LawBeefaroni wrote:GreenGoo wrote:I don't understand why getting loans precludes the possibility of also liquidating all personal assets. If I start a business and liquidate my assets for startup capital and then subsequently (or concurrently) borrow a million dollars to help fund that business, have I not put everything on the line? Am I not also on the hook for the million dollars? Is that more of a sacrifice or less to go into debt for my business?
I guess I don't see it the same way as outlined in the quoted comments.
Because he has a net worth of a few million. If he liquidated everything, that's a pretty good 4 years. Or, more likely, he didn't liquidate everything.
And don't you think it's odd that someone with no assets would be loaned $1M by banks?
Either way, the story stinks but it's most likely that he took out the loan instead of purging all his assets. On paper he could claim he
risked "everything" and be technically correct, if $1M was all he had, but it's very different than the story he told.
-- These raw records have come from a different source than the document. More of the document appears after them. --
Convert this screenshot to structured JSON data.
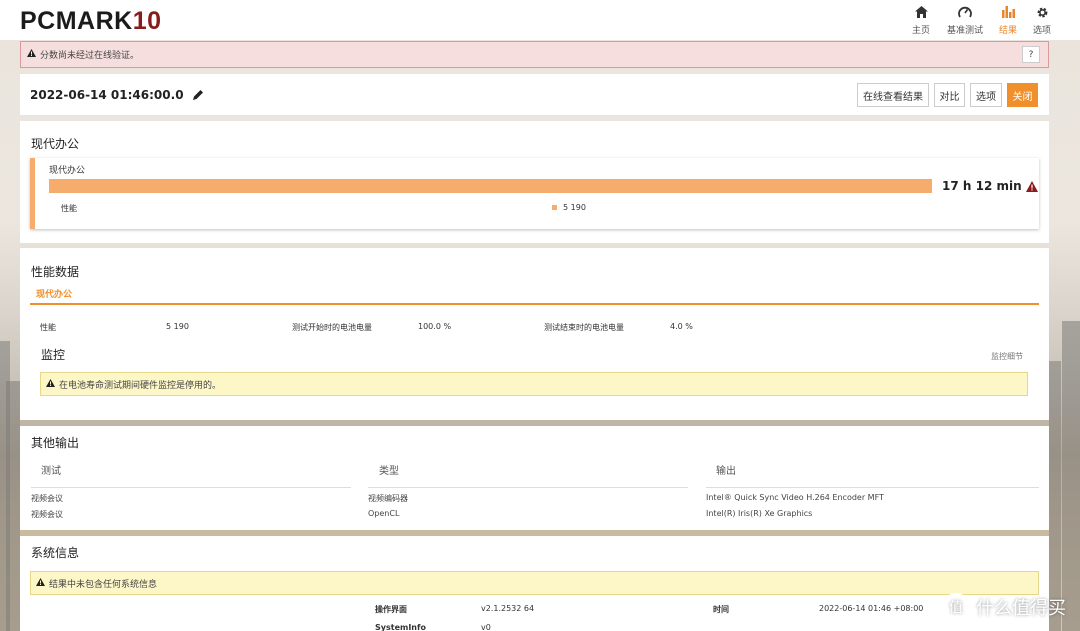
{
  "app": {
    "logo": "PCMARK",
    "logo_version": "10"
  },
  "nav": [
    {
      "label": "主页",
      "icon": "home-icon"
    },
    {
      "label": "基准测试",
      "icon": "gauge-icon"
    },
    {
      "label": "结果",
      "icon": "bar-chart-icon",
      "active": true
    },
    {
      "label": "选项",
      "icon": "gear-icon"
    }
  ],
  "warning": {
    "text": "分数尚未经过在线验证。",
    "help": "?"
  },
  "result": {
    "datetime": "2022-06-14 01:46:00.0",
    "buttons": {
      "view_online": "在线查看结果",
      "compare": "对比",
      "options": "选项",
      "close": "关闭"
    }
  },
  "summary": {
    "section_title": "现代办公",
    "card_title": "现代办公",
    "score": "17 h 12 min",
    "perf_label": "性能",
    "perf_value": "5 190"
  },
  "perf_data": {
    "title": "性能数据",
    "tab": "现代办公",
    "row": [
      {
        "label": "性能",
        "value": "5 190"
      },
      {
        "label": "测试开始时的电池电量",
        "value": "100.0 %"
      },
      {
        "label": "测试结束时的电池电量",
        "value": "4.0 %"
      }
    ],
    "monitor_title": "监控",
    "monitor_link": "监控细节",
    "monitor_note": "在电池寿命测试期间硬件监控是停用的。"
  },
  "other_output": {
    "title": "其他输出",
    "headers": [
      "测试",
      "类型",
      "输出"
    ],
    "rows": [
      [
        "视频会议",
        "视频编码器",
        "Intel® Quick Sync Video H.264 Encoder MFT"
      ],
      [
        "视频会议",
        "OpenCL",
        "Intel(R) Iris(R) Xe Graphics"
      ]
    ]
  },
  "system_info": {
    "title": "系统信息",
    "note": "结果中未包含任何系统信息",
    "rows": [
      {
        "label": "操作界面",
        "value": "v2.1.2532 64",
        "label2": "时间",
        "value2": "2022-06-14 01:46 +08:00"
      },
      {
        "label": "SystemInfo",
        "value": "v0"
      }
    ]
  },
  "watermark": {
    "icon_text": "值",
    "text": "什么值得买"
  },
  "colors": {
    "accent": "#f0902d",
    "bar": "#f6ac6d",
    "warn_bg": "#f6dede",
    "note_bg": "#fdf7c8",
    "alert_red": "#8a1b1b"
  }
}
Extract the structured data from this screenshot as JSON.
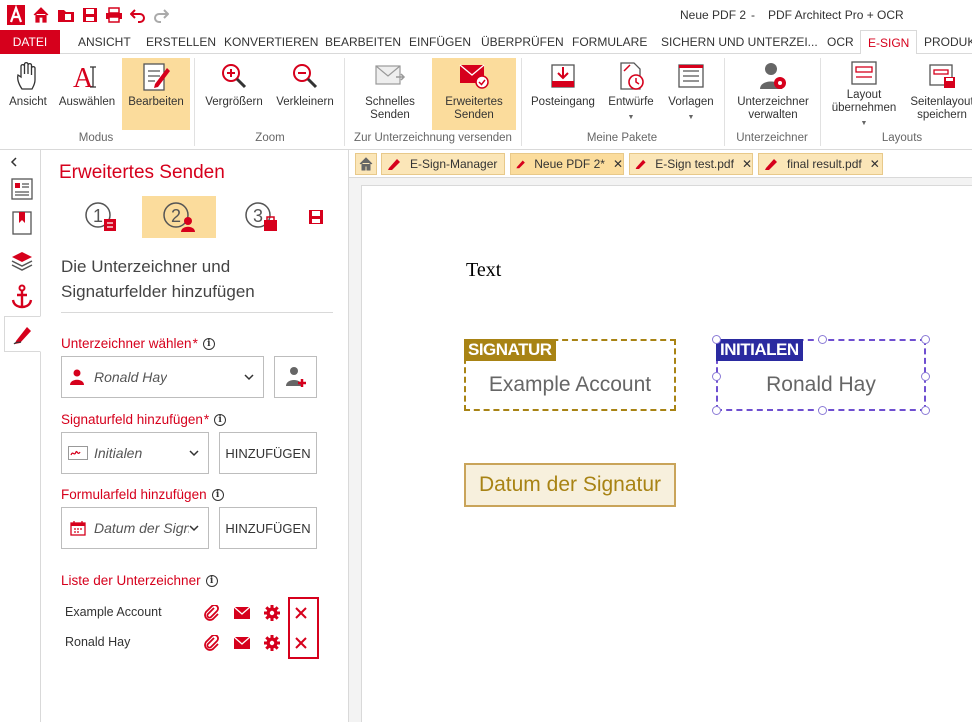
{
  "titlebar": {
    "doc_name": "Neue PDF 2",
    "separator": "-",
    "app_name": "PDF Architect Pro + OCR"
  },
  "tabs": [
    "DATEI",
    "ANSICHT",
    "ERSTELLEN",
    "KONVERTIEREN",
    "BEARBEITEN",
    "EINFÜGEN",
    "ÜBERPRÜFEN",
    "FORMULARE",
    "SICHERN UND UNTERZEI...",
    "OCR",
    "E-SIGN",
    "PRODUKT"
  ],
  "ribbon": {
    "buttons": {
      "ansicht": "Ansicht",
      "auswaehlen": "Auswählen",
      "bearbeiten": "Bearbeiten",
      "vergroessern": "Vergrößern",
      "verkleinern": "Verkleinern",
      "schnelles1": "Schnelles",
      "schnelles2": "Senden",
      "erweitertes1": "Erweitertes",
      "erweitertes2": "Senden",
      "posteingang": "Posteingang",
      "entwuerfe": "Entwürfe",
      "vorlagen": "Vorlagen",
      "unterz1": "Unterzeichner",
      "unterz2": "verwalten",
      "layout1": "Layout",
      "layout2": "übernehmen",
      "seitenlayout1": "Seitenlayout",
      "seitenlayout2": "speichern"
    },
    "groups": {
      "modus": "Modus",
      "zoom": "Zoom",
      "zur_unterzeichnung": "Zur Unterzeichnung versenden",
      "meine_pakete": "Meine Pakete",
      "unterzeichner": "Unterzeichner",
      "layouts": "Layouts"
    }
  },
  "panel": {
    "title": "Erweitertes Senden",
    "steps": [
      "1",
      "2",
      "3"
    ],
    "subtitle": "Die Unterzeichner und Signaturfelder hinzufügen",
    "signer_label": "Unterzeichner wählen",
    "signer_value": "Ronald Hay",
    "sigfield_label": "Signaturfeld hinzufügen",
    "sigfield_value": "Initialen",
    "formfield_label": "Formularfeld hinzufügen",
    "formfield_value": "Datum der Signatur",
    "add_button": "HINZUFÜGEN",
    "list_label": "Liste der Unterzeichner",
    "required_mark": "*",
    "info_mark": "i",
    "signers": [
      "Example Account",
      "Ronald Hay"
    ]
  },
  "doc_tabs": [
    {
      "label": "E-Sign-Manager",
      "closable": false
    },
    {
      "label": "Neue PDF 2*",
      "closable": true
    },
    {
      "label": "E-Sign test.pdf",
      "closable": true
    },
    {
      "label": "final result.pdf",
      "closable": true
    }
  ],
  "document": {
    "text": "Text",
    "signature_tag": "SIGNATUR",
    "signature_name": "Example Account",
    "initials_tag": "INITIALEN",
    "initials_name": "Ronald Hay",
    "date_field": "Datum der Signatur"
  },
  "colors": {
    "accent": "#d6001c",
    "highlight": "#fbdc9c",
    "signature": "#a88314",
    "initials": "#2a2aa0"
  }
}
Someone with no assets wasn't loaned $1MM. I loathe Ted Cruz, probably as much as I have loathed any politician ever, but my understanding is that he said he took out loans *against his assets.*
The way I think it worked is that he would have an investment account, or a retirement account or something at Goldman, and depending on the amount (usually at least a million,) investment banks will basically extend lines of credit that can be called in against the funds in your account.
So to say that they "liquidated" everything probably isn't literally true, but at the same time their actual net worth could have been zero because of the loan to value of holdings.
Why would someone do this, you might ask? Because, he can get access to the cash *while still profiting on his investment income.* Basically for the same reason that, when someone proudly claims that they *never* would take out a loan on a car, I shake my head.